From Heliopolis However, As You Go Up, Egypt Is Narrow;
For On The One Side A Mountain-Range Belonging To
Arabia stretches
along by the side of it, going in a direction from the North towards
the midday and the
South Wind, tending upwards without a break to that
which is called the Erythraian Sea, in which range are the stone-
quarries which were used in cutting stone for the pyramids at Memphis.
On this side then the mountain ends where I have said, and then takes
a turn back; and where it is widest, as I was informed, it is a
journey of two months across from East to West; and the borders of it
which turn towards the East are said to produce frankincense. Such
then is the nature of this mountain-range; and on the side of Egypt
towards Libya another range extends, rocky and enveloped in sand: in
this are the pyramids, and it runs in the same direction as those
parts of the Arabian mountains which go towards the midday. So then, I
say, from Heliopolis the land has no longer a great extent so far as
it belongs to Egypt, and for about four days' sail up the river Egypt
properly so called is narrow: and the space between the mountain-
ranges which have been mentioned is plain-land, but where it is
narrowest it did not seem to me to exceed two hundred furlongs from
the Arabian mountains to those which are called the Libyan. After this
again Egypt is broad. Such is the nature of this land: and from
Heliopolis to Thebes is a voyage up the river of nine days, and the
distance of the journey in furlongs is four thousand eight hundred and
sixty, the number of /schoines/ being eighty-one. If these measures of
Egypt in furlongs be put together, the result is as follows: - I have
already before this shown that the distance along the sea amounts to
three thousand six hundred furlongs, and I will now declare what the
distance is inland from the sea to Thebes, namely six thousand one
hundred and twenty furlongs: and again the distance from Thebes to the
city called Elephantine is one thousand eight hundred furlongs.

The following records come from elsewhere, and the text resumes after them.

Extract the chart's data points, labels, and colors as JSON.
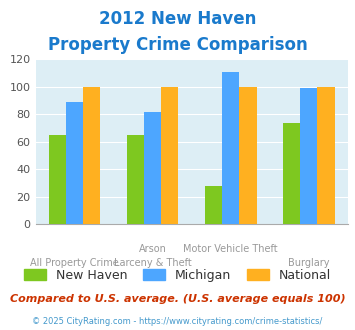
{
  "title_line1": "2012 New Haven",
  "title_line2": "Property Crime Comparison",
  "title_color": "#1a7acc",
  "series": {
    "New Haven": [
      65,
      65,
      28,
      74
    ],
    "Michigan": [
      89,
      82,
      111,
      99
    ],
    "National": [
      100,
      100,
      100,
      100
    ]
  },
  "colors": {
    "New Haven": "#7ec820",
    "Michigan": "#4da6ff",
    "National": "#ffb020"
  },
  "ylim": [
    0,
    120
  ],
  "yticks": [
    0,
    20,
    40,
    60,
    80,
    100,
    120
  ],
  "background_color": "#ddeef5",
  "legend_labels": [
    "New Haven",
    "Michigan",
    "National"
  ],
  "top_labels": [
    "",
    "Arson",
    "Motor Vehicle Theft",
    ""
  ],
  "bot_labels": [
    "All Property Crime",
    "Larceny & Theft",
    "",
    "Burglary"
  ],
  "footnote1": "Compared to U.S. average. (U.S. average equals 100)",
  "footnote2": "© 2025 CityRating.com - https://www.cityrating.com/crime-statistics/",
  "footnote1_color": "#cc3300",
  "footnote2_color": "#4499cc"
}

Of this land then, concerning which I have spoken, it seemed to myself
also, according as the priests said, that the greater part had been
won as an addition by the Egyptians; for it was evident to me that the
space between the aforesaid mountain-ranges, which lie above the city
of Memphis, once was a gulf of the sea, like the regions about Ilion
and Teuthrania and Ephesos and the plain of the Maiander, if it be
permitted to compare small things with great; and small these are in
comparison, for of the rivers which heaped up the soil in those
regions none is worthy to be compared in volume with a single one of
the mouths of the Nile, which has five mouths. Moreover there are
other rivers also, not in size at all equal to the Nile, which have
performed great feats; of which I can mention the names of several,
and especially the Acheloos, which flowing through Acarnania and so
issuing out into the sea has already made half of the Echinades from
islands into mainland. Now there is in the land of Arabia, not far
from Egypt, a gulf of the sea running in from that which is called the
Erythraian Sea, very long and narrow, as I am about to tell. With
respect to the length of the voyage along it, one who set out from the
innermost point to sail out through it into the open sea, would spend
forty days upon the voyage, using oars; and with respect to breadth,
where the gulf is broadest it is half a day's sail across: and there
is in it an ebb and flow of tide every day. Just such another gulf I
suppose that Egypt was, and that the one ran in towards Ethiopia from
the Northern Sea, and the other, the Arabian, of which I am about to
speak, tended from the South towards Syria, the gulfs boring in so as
almost to meet at their extreme points, and passing by one another
with but a small space left between. If then the stream of the Nile
should turn aside into this Arabian gulf, what would hinder that gulf
from being filled up with silt as the river continued to flow, at all
events within a period of twenty thousand years? indeed for my part I
am of the opinion that it would be filled up even within ten thousand
years. How, then, in all the time that has elapsed before I came into
being should not a gulf be filled up even of much greater size than
this by a river so great and so active? As regards Egypt then, I both
believe those who say that things are so, and for myself also I am
strongly of opinion that they are so; because I have observed that
Egypt runs out into the sea further than the adjoining land, and that
shells are found upon the mountains of it, and an efflorescence of
salt forms upon the surface, so that even the pyramids are being eaten
away by it, and moreover that of all the mountains of Egypt, the range
which lies above Memphis is the only one which has sand: besides which
I notice that Egypt resembles neither the land of Arabia, which
borders upon it, nor Libya, nor yet Syria (for they are Syrians who
dwell in the parts of Arabia lying along the sea), but that it has
soil which is black and easily breaks up, seeing that it is in truth
mud and silt brought down from Ethiopia by the river: but the soil of
Libya, we know, is reddish in colour and rather sandy, while that of
Arabia and Syria is somewhat clayey and rocky.